With the sampling ratio fixed as 0.5, we ranged the number of metaclassifiers K in the interval [70,130] at the step length 10 and averaged the 10 independent results corresponding to the fixed parameters. As Figure 5 illustrated, the six polylines run steadily as K increased and the maximum of ranges of G-means values on six polylines was not larger than 0.15. The results suggested BEBS was not sensitive to the number of metaclassifiers at the range [70,130].

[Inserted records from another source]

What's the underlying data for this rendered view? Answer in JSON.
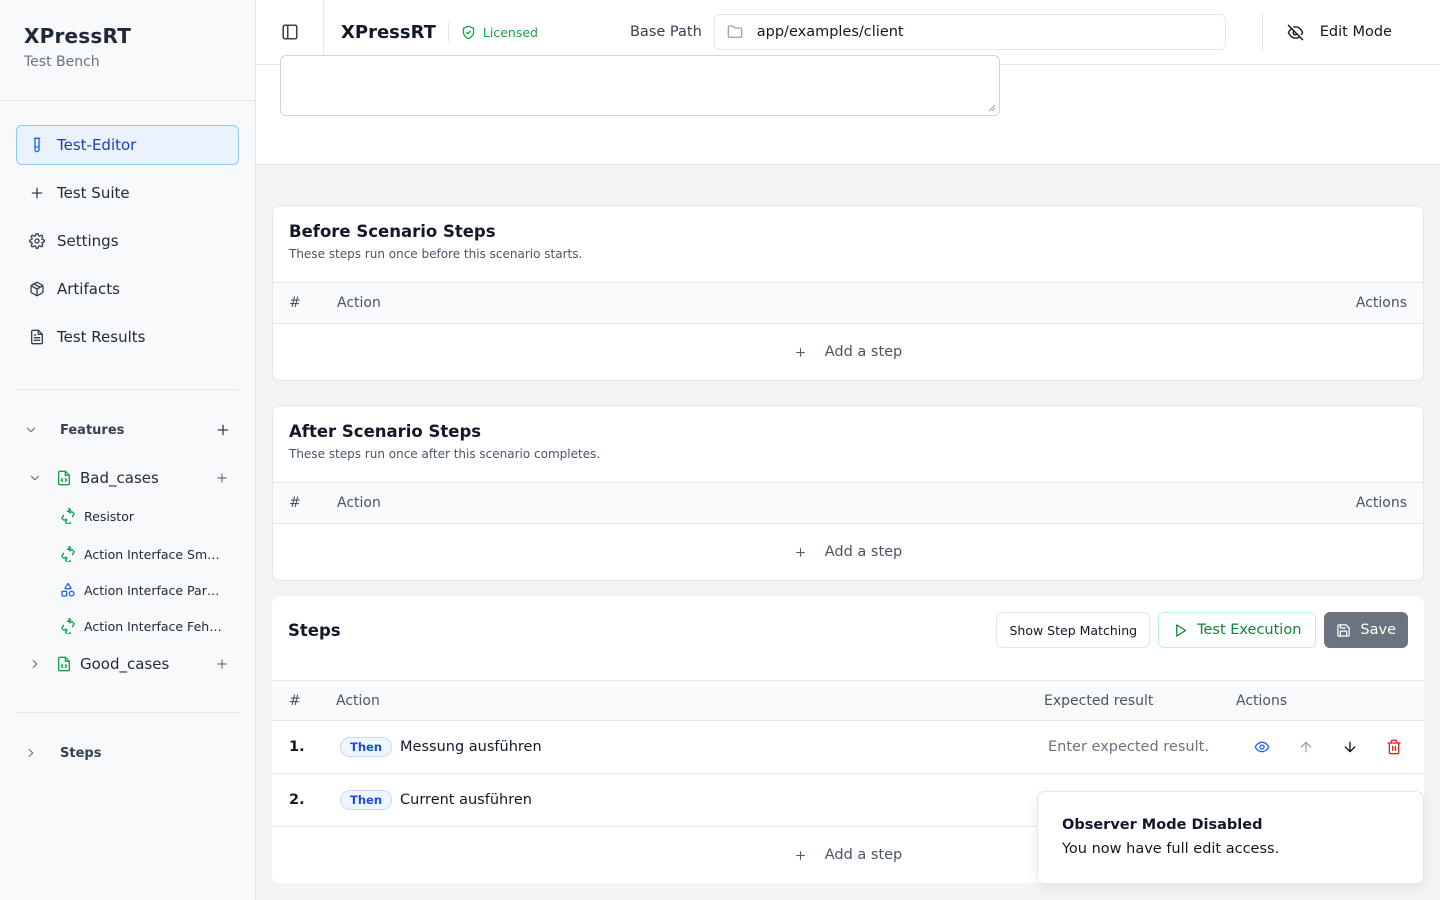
{
  "brand": {
    "title": "XPressRT",
    "subtitle": "Test Bench"
  },
  "nav": [
    {
      "label": "Test-Editor",
      "icon": "test-tube-icon",
      "active": true
    },
    {
      "label": "Test Suite",
      "icon": "plus-icon"
    },
    {
      "label": "Settings",
      "icon": "gear-icon"
    },
    {
      "label": "Artifacts",
      "icon": "package-icon"
    },
    {
      "label": "Test Results",
      "icon": "document-icon"
    }
  ],
  "features": {
    "label": "Features",
    "folders": [
      {
        "name": "Bad_cases",
        "expanded": true,
        "items": [
          {
            "label": "Resistor",
            "icon": "puzzle-icon"
          },
          {
            "label": "Action Interface Smo...",
            "icon": "puzzle-icon"
          },
          {
            "label": "Action Interface Para...",
            "icon": "shapes-icon"
          },
          {
            "label": "Action Interface Fehl...",
            "icon": "puzzle-icon"
          }
        ]
      },
      {
        "name": "Good_cases",
        "expanded": false
      }
    ]
  },
  "steps_section": {
    "label": "Steps"
  },
  "topbar": {
    "title": "XPressRT",
    "license": "Licensed",
    "base_path_label": "Base Path",
    "base_path_value": "app/examples/client",
    "edit_mode": "Edit Mode"
  },
  "before": {
    "title": "Before Scenario Steps",
    "subtitle": "These steps run once before this scenario starts.",
    "col_num": "#",
    "col_action": "Action",
    "col_actions": "Actions",
    "add": "Add a step"
  },
  "after": {
    "title": "After Scenario Steps",
    "subtitle": "These steps run once after this scenario completes.",
    "col_num": "#",
    "col_action": "Action",
    "col_actions": "Actions",
    "add": "Add a step"
  },
  "steps": {
    "title": "Steps",
    "show_matching": "Show Step Matching",
    "test_execution": "Test Execution",
    "save": "Save",
    "col_num": "#",
    "col_action": "Action",
    "col_expected": "Expected result",
    "col_actions": "Actions",
    "rows": [
      {
        "num": "1.",
        "keyword": "Then",
        "text": "Messung ausführen",
        "expected": "Enter expected result."
      },
      {
        "num": "2.",
        "keyword": "Then",
        "text": "Current ausführen",
        "expected": ""
      }
    ],
    "add": "Add a step"
  },
  "toast": {
    "title": "Observer Mode Disabled",
    "message": "You now have full edit access."
  },
  "colors": {
    "accent": "#2563eb",
    "success": "#16a34a",
    "danger": "#dc2626"
  }
}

Furthermore, we adapted the sampling ratio in a range of [0.3,0.7] at the step length 0.1 on the dataset while the number of metaclassifiers K was maintained as 100. The experimental results were shown in Figure 6. The points on polylines were acquired by averaging G-means values from 10 independent results given a set of parameters as well. An interesting fact lied in the fact that tendencies on Fertility, Glass 7, and Segmentation 3 were significant and performance was steadily enhanced when increasing the sampling ratio. The phenomenon may be attributed to the imbalance ratio of dataset. The imbalance ratios on these were not less than 6 from statistical information in Table 2. More synthetic minority samples tended to make contributions towards detecting the actual boundary. So a conclusion can be drawn that when the imbalance ratio retains a rather higher level, the sampling ratio should also adapt to relieve the overfitting circumstance. Results on Parkinson and Pima indicated declines when sampling ratio is higher than some thresholds, so higher sampling ratio on not extremely imbalanced dataset may do damage to the final performance. In total, BEBS seems sensitive to the Resampling Ratio and the imbalance ratio should be involved in a fine choice for the parameter.
4. Conclusions
In this paper, a novel ensemble method called BEBS was proposed for dealing with the IDL in binary case. The BEBS was framed by employing an adaptive sampling method Extrapolation Borderline-SMOTE and bootstrapping aggregation to the former imbalanced dataset. Such variant of SMOTE takes advantage of boundary information derived from the initial SVM and bagging's mechanism contributes to the relief of overfitting and promotes the capability of model's generalization. The decision boundary's skew towards the minority when using SVM can be revised with the help of synthetic samples. In our experiments, the results on each dataset run for ten times independently to ensure the effectiveness of hypothesis test and further statistical records show BEBS can significantly outperform some representative IDL algorithms in most of time. The sensitivity analysis illustrates the relation between scale of ensemble, sampling ratio, and performance, suggesting BEBS would be extensively enhanced after a proper adaptation according to imbalance ratio of dataset. Future research will summarize general relations between algorithms performance and other attributes like attributes' number and samples' cardinality. Multiclass imbalance cases [43] are also considered in the later mining tasks.
Competing Interests
The authors declare that there is no conflict of interests regarding the publication of this paper.